Alors qu’ils s’apprêtent à déménager et fuir leur cité désaffectée promise à une démolition prochaine, Tommy est témoin, impuissant, de l’agression de sa jeune femme enceinte jusqu’aux yeux, par une bande de jeunes encagoulés et au coup de seringue facile. Quelques mois plus tard, c’est un Tommy devenu agoraphobe que l’on retrouve reclus chez lui, seul à s’occuper de sa petite fille. Dernier occupant recommandable de la cité, il devra bientôt faire face au retour de la bande de jeunes bien décidés à lui prendre son enfant.

Pour son premier long-métrage, Ciaran Foy décide de traiter de l’agoraphobie, maladie dont il fut longtemps victime suite à une agression gratuite dans sa jeunesse. Pour ce faire, il resserre son récit sur le point de vue désespéré de son protagoniste, et empreinte un temps les contours du thriller urbain pour mieux perdre son spectateur dans un dernier acte entièrement tourné vers le fantastique allégorique.

Un brin nébuleuse dans la figuration de ses antagonistes, son intrigue se focalise via une ambiance oppressante sur la peur ressentie par son personnage avant que les événements ne le force à l’affronter. Foy sollicite ainsi grandement l’empathie du spectateur vis-à-vis de son protagoniste, rendant presque tangible la maladie dont il souffre.
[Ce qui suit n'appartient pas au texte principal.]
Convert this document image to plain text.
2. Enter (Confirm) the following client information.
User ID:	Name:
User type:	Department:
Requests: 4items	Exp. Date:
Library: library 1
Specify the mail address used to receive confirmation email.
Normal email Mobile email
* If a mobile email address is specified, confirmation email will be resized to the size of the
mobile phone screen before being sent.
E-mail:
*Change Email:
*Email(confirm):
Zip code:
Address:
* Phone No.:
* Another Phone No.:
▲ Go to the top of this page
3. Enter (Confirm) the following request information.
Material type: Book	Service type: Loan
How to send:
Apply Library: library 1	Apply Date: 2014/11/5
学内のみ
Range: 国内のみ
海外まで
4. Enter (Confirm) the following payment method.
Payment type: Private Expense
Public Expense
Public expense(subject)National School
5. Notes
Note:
La représentation confuse des lieux et des personnages, reste déterminée par le point de vue torturé du protagoniste.

(Risque de spoiler) Mais il est aussi question de culpabilité dans Citadel. Celle pour Tommy de ne pas être à la hauteur pour défendre ceux qu’il aime. Celle de ne pas être aussi solide et téméraire que ce vieux prêtre, figure autoritaire par excellence. Il suffit de voir comment le personnage du cureton est introduit dans l’histoire, de manière hostile, presque comme un agresseur. Ce sont donc plusieurs êtres aimés que Tommy se voit incapable de défendre, jusqu’à se révolter et passer outre l’intimidation du vieux patriarche pour mieux solliciter son aide.

Ainsi, l’intrigue se focalise sur un premier catalyseur pour expliquer la trajectoire pathétique de son héros, puis sur un second élément déclencheur (le rapt de son enfant) pour l’en tirer. La trajectoire dramatique du protagoniste épouse parfois celle du personnage de Cillian Murphy dans 28 jours plus tard. Impuissant et passif durant l’essentiel du métrage, il s’impose dans son dernier acte comme une véritable figure héroïque, totalement implacable en plus d’être un digne successeur au patriarche sacrifié (ici James Cosmo, dans 28 days… Brendan Gleeson).

C’est donc véritablement à une quête initiatique que nous convie Ciaran Foy, celle d’un jeune homme immature confronté à ses peurs du monde, de l’avenir incertain, de la solitude et de la paternité et qui reviendra métamorphosé de son voyage intérieur jusqu’à détruire lui-même cette triste citadelle, symbole d’un passé à jamais accepté et révolu.

Citadel est un de ces films que l’on peut soumettre à plusieurs interprétations. Non exempt de défauts propres à un premier film, parfois maladroit dans son propos (au point que certains y auront vus à tort un discours réactionnaire sous-jacent), l’oeuvre se regarde comme un récit cathartique, une parabole sur cette peur inconsidérée du monde qui fige parfois les existences.